Siamo tutta gente che è abituata a vivere di riunioni, di incontri, conferenze, convegni, seminari, celebrazioni comunitarie, e improvvisamente questa dimensione della nostra vita viene meno, proprio nel momento in cui, come tutti, abbiamo paura, soffriamo l’incertezza o non sappiamo come meglio proteggere i nostri cari.
Ciascuno di noi ha mandato un messaggino vocale: non potendo incontrarci, l’idea era quella di potere almeno sentire le voci degli amici come rimedio alla loro mancanza fisica.
Perfino io, che odio quando mi mandano i messaggi vocali, sono stato felice.
Molto felice.
Stasera, non potendo fare altro, abbiamo deciso di fare Compieta insieme su Hangout. Non è che questo voglia dire mantenere un’abitudine: in più di dieci anni di esistenza, probabilmente non è mai capitato di dire Compieta in gruppo. È un fatto specifico: in altri momenti eccezionali avremmo avuto l’impulso di pregare assieme fisicamente (e in un’altra ora, magari coi Vespri), qui ci riuniamo nello spazio digitale. E non è solo un modo di mantenere fede a una identità religiosa, come i sacerdoti che vedo iniziano a condividere i link delle loro celebrazioni eucaristiche in diretta; casomai è un modo di confortarsi e farsi un po’ di coccole a vicenda, di sentirsi vicini, espresso in un modo che, per la nostra identità religiosa, ci è congeniale.
Domani il gruppo di coordinamento dei soci locali di Banca Etica fa riunione, sempre su Hangout.
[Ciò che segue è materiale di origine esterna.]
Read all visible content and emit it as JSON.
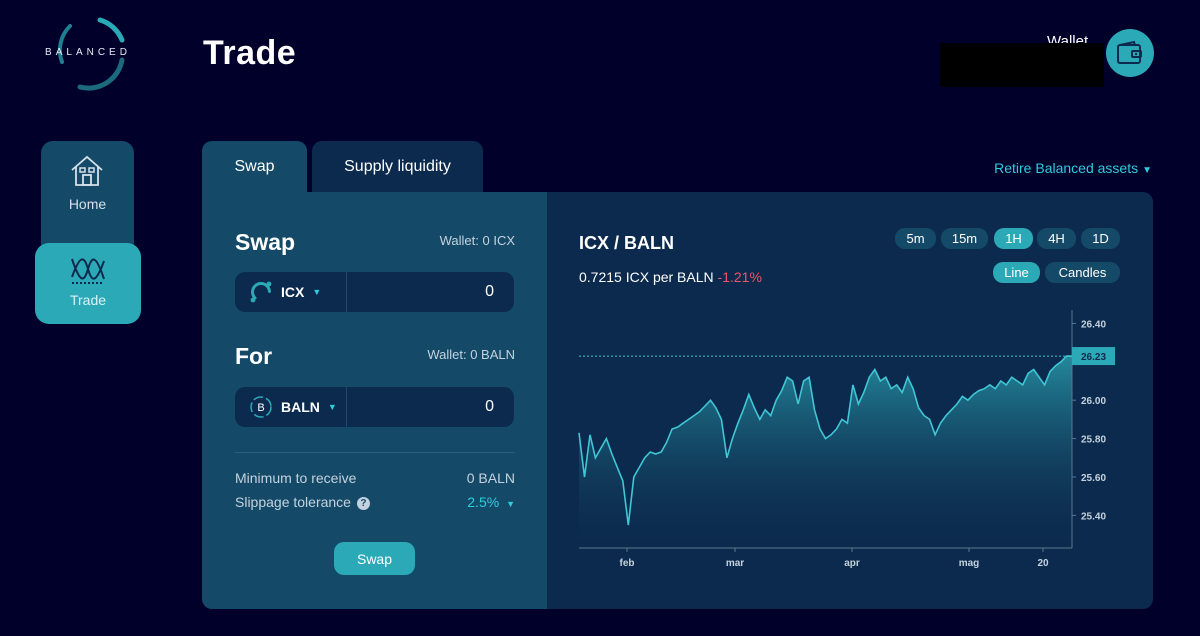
{
  "header": {
    "logo_text": "BALANCED",
    "page_title": "Trade",
    "wallet_label": "Wallet"
  },
  "sidebar": {
    "items": [
      {
        "label": "Home",
        "icon": "home-icon",
        "active": false
      },
      {
        "label": "Trade",
        "icon": "trade-icon",
        "active": true
      }
    ]
  },
  "tabs": [
    {
      "label": "Swap",
      "active": true
    },
    {
      "label": "Supply liquidity",
      "active": false
    }
  ],
  "retire_link": "Retire Balanced assets",
  "swap": {
    "title": "Swap",
    "wallet": "Wallet: 0 ICX",
    "token": "ICX",
    "value": "0"
  },
  "for": {
    "title": "For",
    "wallet": "Wallet: 0 BALN",
    "token": "BALN",
    "value": "0"
  },
  "details": {
    "min_receive_label": "Minimum to receive",
    "min_receive_value": "0 BALN",
    "slippage_label": "Slippage tolerance",
    "slippage_value": "2.5%"
  },
  "swap_button": "Swap",
  "chart_panel": {
    "pair": "ICX / BALN",
    "price": "0.7215 ICX per BALN",
    "change": "-1.21%",
    "timeframes": [
      "5m",
      "15m",
      "1H",
      "4H",
      "1D"
    ],
    "active_timeframe": "1H",
    "chart_types": [
      "Line",
      "Candles"
    ],
    "active_chart_type": "Line"
  },
  "colors": {
    "background": "#01002a",
    "panel_primary": "#144a68",
    "panel_secondary": "#0c2a4d",
    "accent": "#2ca9b7",
    "link": "#2fccdc",
    "negative": "#f05365"
  },
  "chart_data": {
    "type": "area",
    "x_tick_labels": [
      "feb",
      "mar",
      "apr",
      "mag",
      "20"
    ],
    "y_tick_labels": [
      "26.40",
      "26.00",
      "25.80",
      "25.60",
      "25.40"
    ],
    "y_ticks": [
      26.4,
      26.0,
      25.8,
      25.6,
      25.4
    ],
    "ylim": [
      25.23,
      26.47
    ],
    "current_value": 26.23,
    "current_label": "26.23",
    "values": [
      25.83,
      25.6,
      25.82,
      25.7,
      25.75,
      25.8,
      25.72,
      25.65,
      25.58,
      25.35,
      25.6,
      25.65,
      25.7,
      25.73,
      25.72,
      25.73,
      25.78,
      25.85,
      25.86,
      25.88,
      25.9,
      25.92,
      25.94,
      25.97,
      26.0,
      25.96,
      25.9,
      25.7,
      25.8,
      25.88,
      25.95,
      26.03,
      25.96,
      25.9,
      25.95,
      25.92,
      26.0,
      26.05,
      26.12,
      26.1,
      25.98,
      26.1,
      26.12,
      25.95,
      25.85,
      25.8,
      25.82,
      25.85,
      25.9,
      25.88,
      26.08,
      25.98,
      26.04,
      26.12,
      26.16,
      26.1,
      26.12,
      26.06,
      26.08,
      26.04,
      26.12,
      26.06,
      25.96,
      25.92,
      25.9,
      25.82,
      25.88,
      25.92,
      25.95,
      25.98,
      26.02,
      26.0,
      26.03,
      26.05,
      26.06,
      26.08,
      26.06,
      26.1,
      26.08,
      26.12,
      26.1,
      26.08,
      26.14,
      26.16,
      26.12,
      26.08,
      26.15,
      26.18,
      26.2,
      26.23,
      26.23
    ]
  }
}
Un’altra riunione, del Centro Italia, l’abbiamo fatta ieri. Uno di noi era in quarantena perché positivo. Non lo sapevamo, ci siamo un po’ stretti attorno, si sentiva nel clima della riunione.
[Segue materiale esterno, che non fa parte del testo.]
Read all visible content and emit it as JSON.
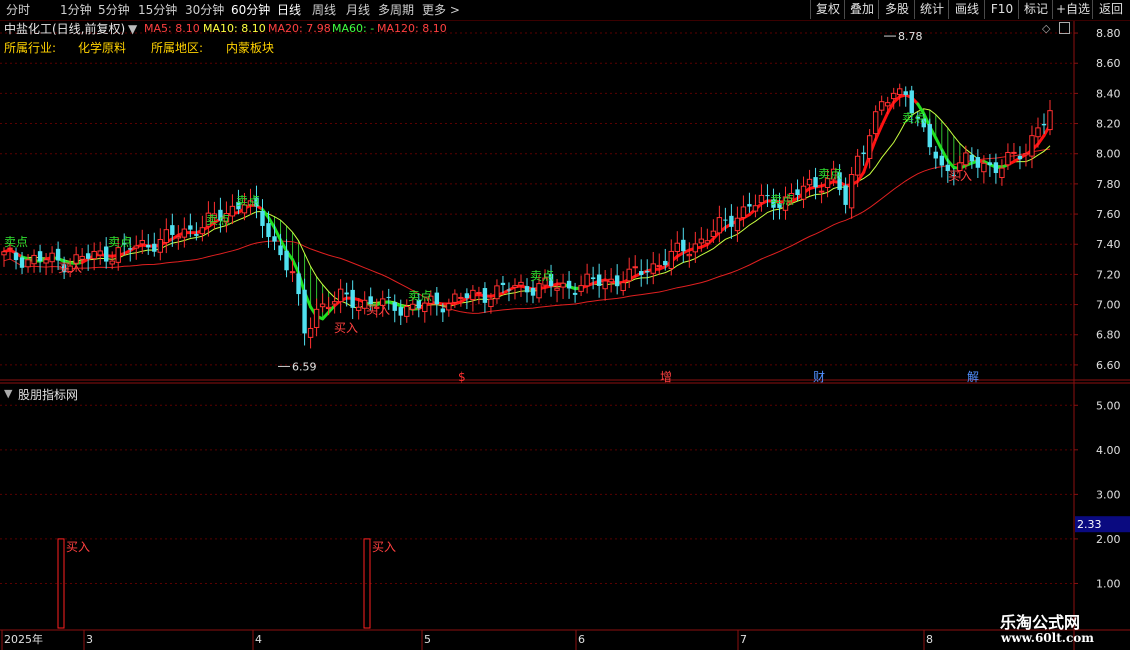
{
  "toolbar": {
    "periods": [
      {
        "label": "分时",
        "active": false
      },
      {
        "label": "1分钟",
        "active": false
      },
      {
        "label": "5分钟",
        "active": false
      },
      {
        "label": "15分钟",
        "active": false
      },
      {
        "label": "30分钟",
        "active": false
      },
      {
        "label": "60分钟",
        "active": false
      },
      {
        "label": "日线",
        "active": true
      },
      {
        "label": "周线",
        "active": false
      },
      {
        "label": "月线",
        "active": false
      },
      {
        "label": "多周期",
        "active": false
      },
      {
        "label": "更多 >",
        "active": false
      }
    ],
    "right_buttons": [
      "复权",
      "叠加",
      "多股",
      "统计",
      "画线",
      "F10",
      "标记",
      "+自选",
      "返回"
    ]
  },
  "title": {
    "stock": "中盐化工(日线,前复权)",
    "ma": [
      {
        "label": "MA5: 8.10",
        "color": "#ff4040"
      },
      {
        "label": "MA10: 8.10",
        "color": "#ffff40"
      },
      {
        "label": "MA20: 7.98",
        "color": "#ff4040"
      },
      {
        "label": "MA60: -",
        "color": "#40ff40"
      },
      {
        "label": "MA120: 8.10",
        "color": "#ff4040"
      }
    ]
  },
  "info": {
    "industry_label": "所属行业:",
    "industry": "化学原料",
    "region_label": "所属地区:",
    "region": "内蒙板块"
  },
  "main_axis": {
    "ticks": [
      "8.80",
      "8.60",
      "8.40",
      "8.20",
      "8.00",
      "7.80",
      "7.60",
      "7.40",
      "7.20",
      "7.00",
      "6.80",
      "6.60"
    ]
  },
  "sub_axis": {
    "ticks": [
      "5.00",
      "4.00",
      "3.00",
      "2.00",
      "1.00"
    ],
    "current": "2.33"
  },
  "indicator_name": "股朋指标网",
  "date_axis": {
    "labels": [
      "2025年",
      "3",
      "4",
      "5",
      "6",
      "7",
      "8"
    ]
  },
  "price_markers": {
    "high": "8.78",
    "low": "6.59"
  },
  "event_markers": [
    "$",
    "增",
    "财",
    "解"
  ],
  "signal_labels": {
    "buy": "买入",
    "sell": "卖点"
  },
  "watermark": {
    "title": "乐淘公式网",
    "url": "www.60lt.com"
  },
  "chart_data": {
    "type": "candlestick",
    "price_range": [
      6.5,
      8.86
    ],
    "high": 8.78,
    "low": 6.59,
    "indicator_range": [
      0,
      5.5
    ],
    "buy_signal_values": [
      2.0,
      2.0
    ]
  }
}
Riflettevo, dopo i messaggi di stamattina, che il distanziamento, in realtà, è meglio che non sia sociale, ma solo fisico.
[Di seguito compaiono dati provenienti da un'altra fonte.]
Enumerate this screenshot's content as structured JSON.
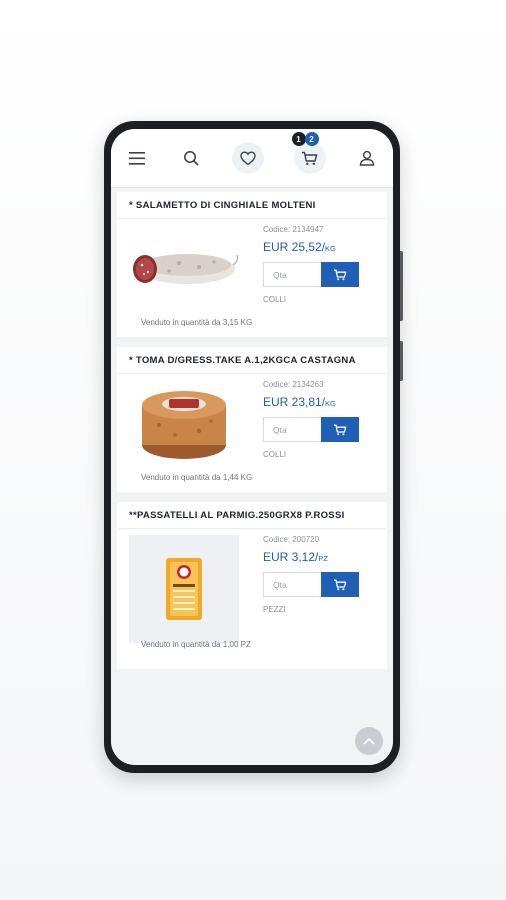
{
  "header": {
    "menu_icon": "hamburger-menu-icon",
    "search_icon": "search-icon",
    "wishlist_icon": "heart-icon",
    "cart_icon": "cart-icon",
    "cart_badge_1": "1",
    "cart_badge_2": "2",
    "account_icon": "user-icon"
  },
  "products": [
    {
      "title": "* SALAMETTO DI CINGHIALE MOLTENI",
      "code": "Codice: 2134947",
      "price": "EUR 25,52/",
      "price_unit": "KG",
      "qty_placeholder": "Qta",
      "unit_label": "COLLI",
      "sold": "Venduto in quantità da 3,15 KG",
      "image": "salami-image"
    },
    {
      "title": "* TOMA D/GRESS.TAKE A.1,2KGCA CASTAGNA",
      "code": "Codice: 2134263",
      "price": "EUR 23,81/",
      "price_unit": "KG",
      "qty_placeholder": "Qta",
      "unit_label": "COLLI",
      "sold": "Venduto in quantità da 1,44 KG",
      "image": "cheese-wheel-image"
    },
    {
      "title": "**PASSATELLI AL PARMIG.250GRX8 P.ROSSI",
      "code": "Codice: 200720",
      "price": "EUR 3,12/",
      "price_unit": "PZ",
      "qty_placeholder": "Qta",
      "unit_label": "PEZZI",
      "sold": "Venduto in quantità da 1,00 PZ",
      "image": "pasta-package-image"
    }
  ],
  "colors": {
    "accent": "#1f5fb6",
    "text": "#1f2330",
    "muted": "#8a8f98"
  }
}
Sono abbastanza avvertito, ovviamente, che creare distanza fisica fra le persone, soprattutto se prima si frequentavano e erano parenti o amici stretti, non può che avere conseguenze anche sul piano sociale. È ovvio.
Però c’è modo e modo, nel senso che mantenere un fascio di relazioni variegato e emotivamente caldo non è come passare un mese di seguito su un divano con un libro come sembrano suggerire certi. E fra i contatti per iscritto e sentire la voce viva delle persone ovviamente c’è un mondo di differenza, anche se si tratta solo di un messaggio registrato.
E penso anche che, nel prossimo paio di mesi che ci aspettano (lo so, sono pessimista) la tenuta psicologica dipenderà molto dal sentirsi, dal potersi sentire. E anche dal poteri dare strutture di relazionalità sfruttando gli strumenti digitali.
Non è qui il punto di riprendere il dibattito – spesso sterile – di reale contro digitale, di qualità dell’insegnamento a distanza contro relazione diretta, di relazionalità diretta o mediata da strumenti e così via. Il punto, casomai, è evitare di sprofondare dal livello dell’eccezionalità a quello dell’abbandono e dell’impotenza. Anche ammettendo che la relazione personale diretta, con pieno coinvolgimento fisico, sia necessariamente migliore (il che non è sempre facilmente dimostrabile) qui non stiamo parlando di questo: stiamo scegliendo se non avere relazioni o se arricchire le possibilità limitate dall’isolamento fisico grazie alla tecnologia, e io sul punto non ho dubbi.